Elle a toutefois ajouté qu' »elle doit néanmoins prendre en considération toute décision ou enquête de l’autorité de contrôle compétente en application dudit règlement ».

Un porte-parole de Meta a déclaré à L’Observatoire de l’Europe que le commentaire ne serait pas immédiatement disponible car la décision était « longue et complexe », mais a déclaré qu’un serait bientôt disponible.

Le commissaire européen à la justice, Didier Reynders, a déclaré à L’Observatoire de l’Europe que l’arrêt était particulièrement important car il montre que plus d’un organe peut superviser la protection des données au sein de l’UE.

« Je suis très heureux de voir aujourd’hui qu’à partir de l’arrêt de la CJUE, il est possible de dire qu’il existe de nombreux acteurs en charge de la mise en œuvre et de l’application du RGPD », a déclaré Reynders mardi.

« Il est également possible pour les autorités de la concurrence de prendre en compte le RGPD. »

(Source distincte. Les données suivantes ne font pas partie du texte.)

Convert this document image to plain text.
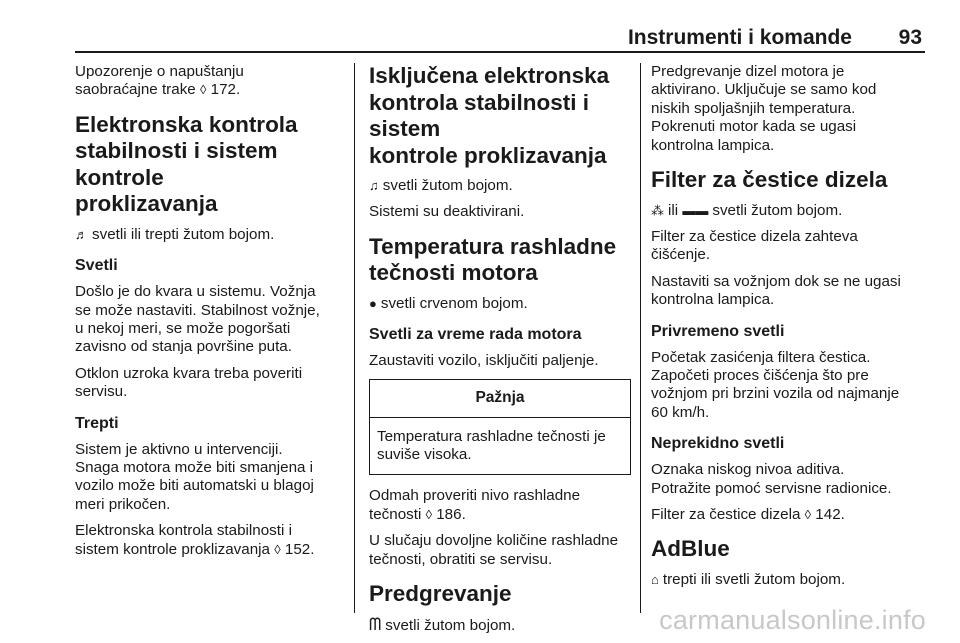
Instrumenti i komande 93

Upozorenje o napuštanju
saobraćajne trake ◊ 172.

Elektronska kontrola
stabilnosti i sistem kontrole
proklizavanja

♬ svetli ili trepti žutom bojom.

Svetli

Došlo je do kvara u sistemu. Vožnja
se može nastaviti. Stabilnost vožnje,
u nekoj meri, se može pogoršati
zavisno od stanja površine puta.

Otklon uzroka kvara treba poveriti
servisu.

Trepti

Sistem je aktivno u intervenciji.
Snaga motora može biti smanjena i
vozilo može biti automatski u blagoj
meri prikočen.

Elektronska kontrola stabilnosti i
sistem kontrole proklizavanja ◊ 152.

Isključena elektronska
kontrola stabilnosti i sistem
kontrole proklizavanja

♫ svetli žutom bojom.

Sistemi su deaktivirani.

Temperatura rashladne
tečnosti motora

● svetli crvenom bojom.

Svetli za vreme rada motora

Zaustaviti vozilo, isključiti paljenje.

Pažnja
Temperatura rashladne tečnosti je
suviše visoka.

Odmah proveriti nivo rashladne
tečnosti ◊ 186.

U slučaju dovoljne količine rashladne
tečnosti, obratiti se servisu.

Predgrevanje

ᗰ svetli žutom bojom.

Predgrevanje dizel motora je
aktivirano. Uključuje se samo kod
niskih spoljašnjih temperatura.
Pokrenuti motor kada se ugasi
kontrolna lampica.

Filter za čestice dizela

⁂ ili ▬▬ svetli žutom bojom.

Filter za čestice dizela zahteva
čišćenje.

Nastaviti sa vožnjom dok se ne ugasi
kontrolna lampica.

Privremeno svetli

Početak zasićenja filtera čestica.
Započeti proces čišćenja što pre
vožnjom pri brzini vozila od najmanje
60 km/h.

Neprekidno svetli

Oznaka niskog nivoa aditiva.
Potražite pomoć servisne radionice.

Filter za čestice dizela ◊ 142.

AdBlue

⌂ trepti ili svetli žutom bojom.

carmanualsonline.info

S’exprimant sur le jugement, le Bureau européen des consommateurs (BEUC) a également déclaré qu’il encouragera la coopération entre les régulateurs nationaux et renforcera la protection des consommateurs.

« Cette décision est importante car elle permet de mieux appliquer le droit de la concurrence et de protéger les consommateurs contre les pratiques préjudiciables d’une entreprise en matière de données, comme c’est le cas ici avec Meta », a déclaré la directrice générale adjointe du BEUC, Ursula Pachl.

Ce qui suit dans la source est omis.